II - L’apogée des nouvellistes

Si le réalisme vit sont emprise sur la littérature russe s’amoindrir, il en fut de même du mode d’expression qui l’avait véhiculé jusqu’alors. Le roman fut ainsi délaissé au profit de formes narratives plus brèves. Aussi peu de romanciers marqueront cette époque. Parmi ceux a avoir connu un succès éphémère, Piotr Boborykine (1836-1921) laissera une abondante chronique sur la société russe de 1850 à 1920 a l’intérêt plus historique que littéraire. Nicolas Lejkin (1841-1906) connut un grand succès avec son roman Nos compatriotes à l’étranger narrant les mésaventures de russes expatriés se retrouvant dans des situations cocasses par méconnaissance des langues.
Récits et nouvelles furent ainsi les formes les plus prisées d’expression. Tolstoï privilégia lui-même, dans la dernière période de se vie littéraire, la forme courte aux longs romans. Trois nouvellistes marqueront par leurs récits et leur style l’histoire de la littérature russe.

Nouvelliste le plus représentatif des années 1880, Vsevolod Garchine (1855-1888), qui oscillera entre symbolisme (dont il considéré comme l’un des précurseurs) et réalisme, rédigera une vingtaine de nouvelles psychologiques, pleine d’horreur et de folie, évoquant la lutte des hommes confrontés au mal et où seul le suicide apparaît bien souvent comme l’unique solution.

Populiste et humaniste, Vladimir Korolenko (1853-1921) puisa dans son vécu d’exilé en Sibérie la matière à ses nouvelles. Celles ci évoqueront dans une œuvre pénétrée d’une réelle compassion ces petites gens du Nord de la Russie et de la Sibérie, certes vagabonds, fugitifs ou assassins, mais épris d’espace et de liberté. Son succès était lié tant à cet optimisme, à cet élan généreux, à cette vision positive de l’homme que la société pervertit, qu’à ses description d’une nature sauvage.

Souvent considéré comme l'un des plus grands écrivains de nouvelles au monde, Tchekhov se spécialise dans la capture de moments fugaces de la vie quotidienne.

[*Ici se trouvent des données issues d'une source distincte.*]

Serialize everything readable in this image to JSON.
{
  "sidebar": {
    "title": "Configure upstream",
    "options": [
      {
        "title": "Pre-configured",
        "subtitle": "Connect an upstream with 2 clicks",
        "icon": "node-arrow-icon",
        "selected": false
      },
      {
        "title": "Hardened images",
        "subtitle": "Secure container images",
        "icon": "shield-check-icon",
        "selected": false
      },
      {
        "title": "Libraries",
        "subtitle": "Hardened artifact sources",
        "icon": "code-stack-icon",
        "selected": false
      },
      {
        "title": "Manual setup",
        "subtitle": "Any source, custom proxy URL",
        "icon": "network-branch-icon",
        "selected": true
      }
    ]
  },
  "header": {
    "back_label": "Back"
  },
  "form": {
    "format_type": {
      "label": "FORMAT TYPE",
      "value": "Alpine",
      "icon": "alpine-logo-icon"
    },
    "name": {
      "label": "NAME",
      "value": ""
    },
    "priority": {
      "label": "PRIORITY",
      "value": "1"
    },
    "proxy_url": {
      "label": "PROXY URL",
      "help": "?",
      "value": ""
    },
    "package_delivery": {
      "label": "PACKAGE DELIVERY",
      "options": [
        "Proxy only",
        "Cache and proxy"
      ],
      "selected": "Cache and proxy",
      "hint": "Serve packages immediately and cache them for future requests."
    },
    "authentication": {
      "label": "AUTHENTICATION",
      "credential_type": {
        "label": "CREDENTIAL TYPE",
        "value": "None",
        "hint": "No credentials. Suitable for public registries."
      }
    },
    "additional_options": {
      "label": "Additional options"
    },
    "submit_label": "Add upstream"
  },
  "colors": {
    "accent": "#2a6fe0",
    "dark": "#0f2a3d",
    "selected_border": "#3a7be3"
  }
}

III - Le renouveau poétique

En renonçant à son rôle uniquement pédagogique et en recentrant le travail d’écriture sur la valeur artistique, la littérature russe offrit à la composition en vers une véritable renaissance. Ainsi, après le succès aussi phénoménal qu’éphémère de Nadson (1862-1887) qui apparaît comme le dernier poète d’importance à avoir conserver les lois de la poésie classique dans ses poèmes pleins d’attendrissement à l’égard des espérances défuntes, plusieurs écoles se développeront. Mais qu’ils soient symbolistes, acméistes, ou encore futuristes, nombreux furent les poètes du début du siècle à s’exiler suite aux révolutions de 1917. En effet, le nouveau pouvoir pouvait difficilement s’accommoder de vers aussi peu soucieux de réalisme social…

1 - Le symbolisme

Si le symbolisme ne s’exprima pas exclusivement par la poésie, cette forme d’expression fut particulièrement favorable à son développement.

Importé d’Europe en Russie où il trouva un terreau fertile en opposition au marxisme, le symbolisme (mouvement nommé dans un premier temps Décadent pour saluer en Verlaine, qui affectionnait ce mot, leur figure de proue) cherchait a dépasser une vision mécaniste du monde considérée comme trop réductrice : pour les symbolistes, le monde ne pouvait se limiter à une apparence concrète réductible à la connaissance rationnelle. Et c’est dans une expression pleine de suggestions et de symboles qu’ils cherchèrent à dire cet éternel, cet absolu, cet irrationnel impalpable. Rien d’étonnant alors à voir cette poésie marquée par des préoccupations religieuses et mystiques. Alexei Remizov (1877-1957) développera ainsi dans ses vers et sa prose l’idée que l’homme a été abandonné par Dieu à la souffrance, la misère et la mort. C’est une œuvre pénétrée d’effroi mystique que laissera aussi celui qui restera comme le poète de la mort libératrice, Vladimir Sologoub (1863-1926), auteur notamment du Démon mesquin. C’est encore le foi religieuse qui transparaît dans les vers de Soloviev (1853-1900), poète philosophe qui influencera Blok.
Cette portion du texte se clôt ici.